R dplyr pipeline syntax support for DuckDB - transpiles dplyr verbs to SQL
Installing and Loading
INSTALL dplyr FROM community;
LOAD dplyr;
Example
-- Transform R dplyr pipeline syntax directly in DuckDB
-- First, create a sample table
CREATE TABLE iris AS SELECT * FROM (VALUES
(5.1, 3.5, 1.4, 0.2, 'setosa'),
(4.9, 3.0, 1.4, 0.2, 'setosa'),
(7.0, 3.2, 4.7, 1.4, 'versicolor'),
(6.4, 3.2, 4.5, 1.5, 'versicolor'),
(6.3, 3.3, 6.0, 2.5, 'virginica'),
(5.8, 2.7, 5.1, 1.9, 'virginica')
) AS t(sepal_length, sepal_width, petal_length, petal_width, species);
-- Run a pipeline directly as a statement (parser extension)
iris %>%
filter(sepal_length > 5) %>%
select(species, sepal_length, petal_length) %>%
arrange(desc(sepal_length));
┌────────────┬──────────────┬──────────────┐
│ species │ sepal_length │ petal_length │
├────────────┼──────────────┼──────────────┤
│ versicolor │ 7.0 │ 4.7 │
│ versicolor │ 6.4 │ 4.5 │
│ virginica │ 6.3 │ 6.0 │
│ virginica │ 5.8 │ 5.1 │
│ setosa │ 5.1 │ 1.4 │
└────────────┴──────────────┴──────────────┘
-- Group and summarize with dplyr syntax
iris %>%
group_by(species) %>%
summarise(avg_sepal = mean(sepal_length), count = n());
┌───────────┬───────┐
│ avg_sepal │ count │
│ double │ int64 │
├───────────┼───────┤
│ 6.05 │ 2 │
│ 5.0 │ 2 │
│ 6.7 │ 2 │
└───────────┴───────┘
-- Create derived columns with mutate
iris %>%
mutate(sepal_ratio = sepal_length / sepal_width) %>%
select(species, sepal_ratio) %>%
arrange(sepal_ratio);
-- Embed a pipeline inside normal SQL using (| ... |)

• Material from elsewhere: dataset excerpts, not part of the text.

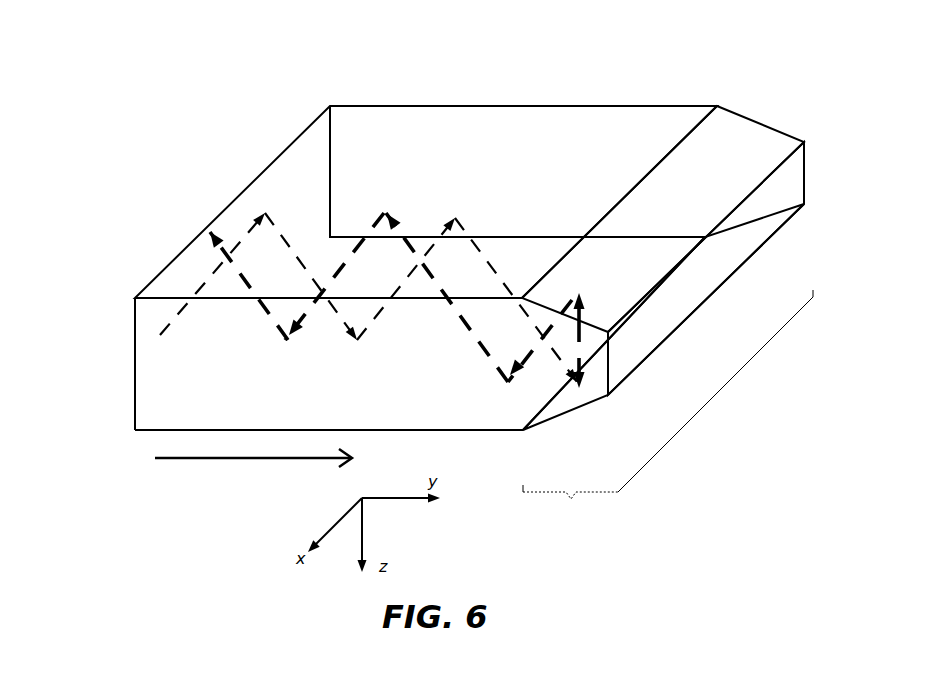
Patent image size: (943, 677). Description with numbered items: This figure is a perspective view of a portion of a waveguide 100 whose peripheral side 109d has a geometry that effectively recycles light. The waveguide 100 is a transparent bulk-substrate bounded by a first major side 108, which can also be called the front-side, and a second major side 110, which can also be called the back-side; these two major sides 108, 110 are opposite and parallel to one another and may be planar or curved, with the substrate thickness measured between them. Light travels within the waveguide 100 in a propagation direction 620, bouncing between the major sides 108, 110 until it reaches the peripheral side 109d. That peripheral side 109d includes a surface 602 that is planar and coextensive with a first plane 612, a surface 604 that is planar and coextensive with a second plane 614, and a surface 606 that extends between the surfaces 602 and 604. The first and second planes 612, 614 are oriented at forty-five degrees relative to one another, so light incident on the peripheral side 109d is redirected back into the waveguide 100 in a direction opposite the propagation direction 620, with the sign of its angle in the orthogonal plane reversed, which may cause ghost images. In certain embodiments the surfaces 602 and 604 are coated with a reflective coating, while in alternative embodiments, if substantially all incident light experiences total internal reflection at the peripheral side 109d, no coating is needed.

The first major side 108 is at (462, 140).
The second major side 110 is at (468, 398).
The waveguide 100 is at (83, 364).
The surface 602 is at (666, 211).
The first plane 612 is at (777, 112).
The surface 604 is at (663, 333).
The second plane 614 is at (587, 407).
The surface 606 is at (700, 290).
The peripheral side 109d is at (668, 407).
The propagation direction 620 is at (250, 460).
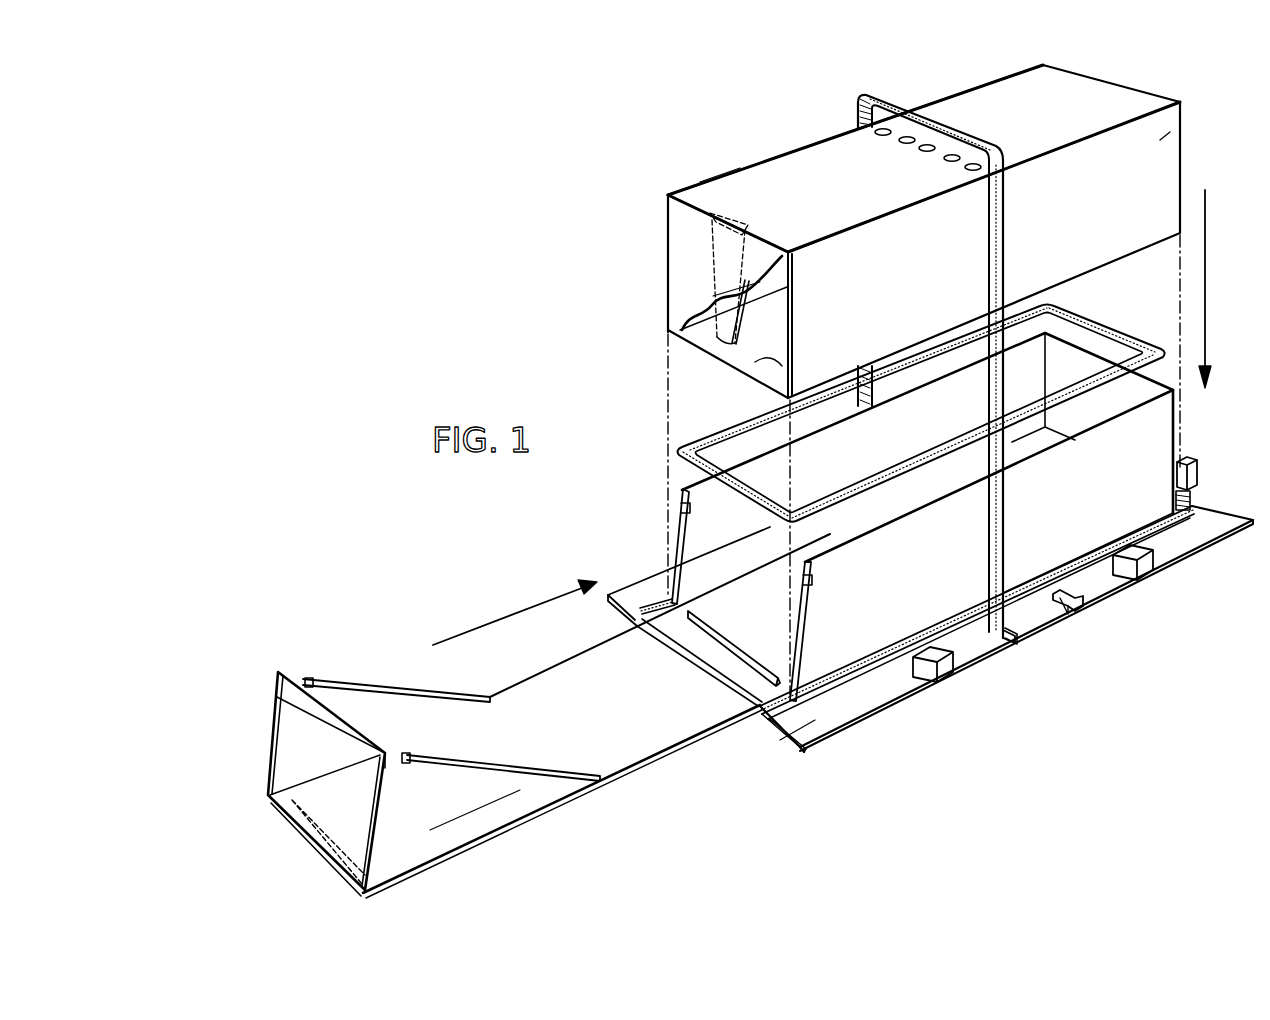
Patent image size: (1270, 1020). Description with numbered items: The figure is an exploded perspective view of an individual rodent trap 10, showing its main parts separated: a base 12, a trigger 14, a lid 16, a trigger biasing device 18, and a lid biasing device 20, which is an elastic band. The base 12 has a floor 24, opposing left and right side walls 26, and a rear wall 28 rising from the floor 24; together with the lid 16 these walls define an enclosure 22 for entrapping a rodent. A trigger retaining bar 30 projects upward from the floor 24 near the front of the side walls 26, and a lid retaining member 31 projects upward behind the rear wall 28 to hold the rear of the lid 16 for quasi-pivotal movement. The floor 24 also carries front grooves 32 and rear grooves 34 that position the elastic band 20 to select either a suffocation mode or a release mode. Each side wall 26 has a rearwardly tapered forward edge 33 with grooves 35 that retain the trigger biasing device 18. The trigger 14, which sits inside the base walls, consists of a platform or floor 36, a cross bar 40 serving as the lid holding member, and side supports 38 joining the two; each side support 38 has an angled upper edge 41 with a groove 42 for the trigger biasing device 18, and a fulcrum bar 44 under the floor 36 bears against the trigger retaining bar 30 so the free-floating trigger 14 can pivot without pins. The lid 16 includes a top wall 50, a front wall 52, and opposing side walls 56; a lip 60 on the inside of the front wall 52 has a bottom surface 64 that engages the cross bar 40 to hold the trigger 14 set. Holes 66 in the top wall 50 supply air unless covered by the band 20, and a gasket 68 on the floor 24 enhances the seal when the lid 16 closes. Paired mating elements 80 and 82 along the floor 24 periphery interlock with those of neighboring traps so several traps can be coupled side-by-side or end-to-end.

SELECT species, COUNT(*) AS n
FROM (| iris %>% filter(sepal_length > 5) %>% select(species) |)
GROUP BY species
ORDER BY n DESC;
About dplyr
dplyr is a DuckDB extension that brings R's popular dplyr package syntax to DuckDB.
It transpiles dplyr pipeline syntax (using the %>% pipe operator) directly to SQL,
allowing R users to write familiar data manipulation code in DuckDB.
Supported Functions
Core Verbs
| Function | Description | Example |
| :— | :— | :— |
| select() | Select/rename columns | select(id, name) |
| filter() | Filter rows | filter(age > 18) |
| mutate() | Create/modify columns | mutate(total = price * qty) |
| rename() | Rename columns | rename(new = old) |
| arrange() | Sort rows | arrange(desc(date)) |
| group_by() | Group rows | group_by(dept) |
| summarise() | Aggregate data | summarise(avg = mean(val)) |
| *_join() | Joins (inner, left, etc.) | left_join(other, by="id") |
| Set Ops | union, intersect, setdiff | union(other) |
Helper Functions
- Aggregation:
mean,sum,min,max,n,count,median,mode - Window:
row_number,rank,lead,lag,ntile - Math:
abs,sqrt,round,floor,log,exp - String:
tolower,toupper,substr,trimws - Logic:
ifelse,is.na,coalesce
Key Features:
- Native R dplyr syntax support with
%>%pipe operator - Transpiles to optimized SQL at runtime
- Works with any DuckDB table (pipelines must start with a table name)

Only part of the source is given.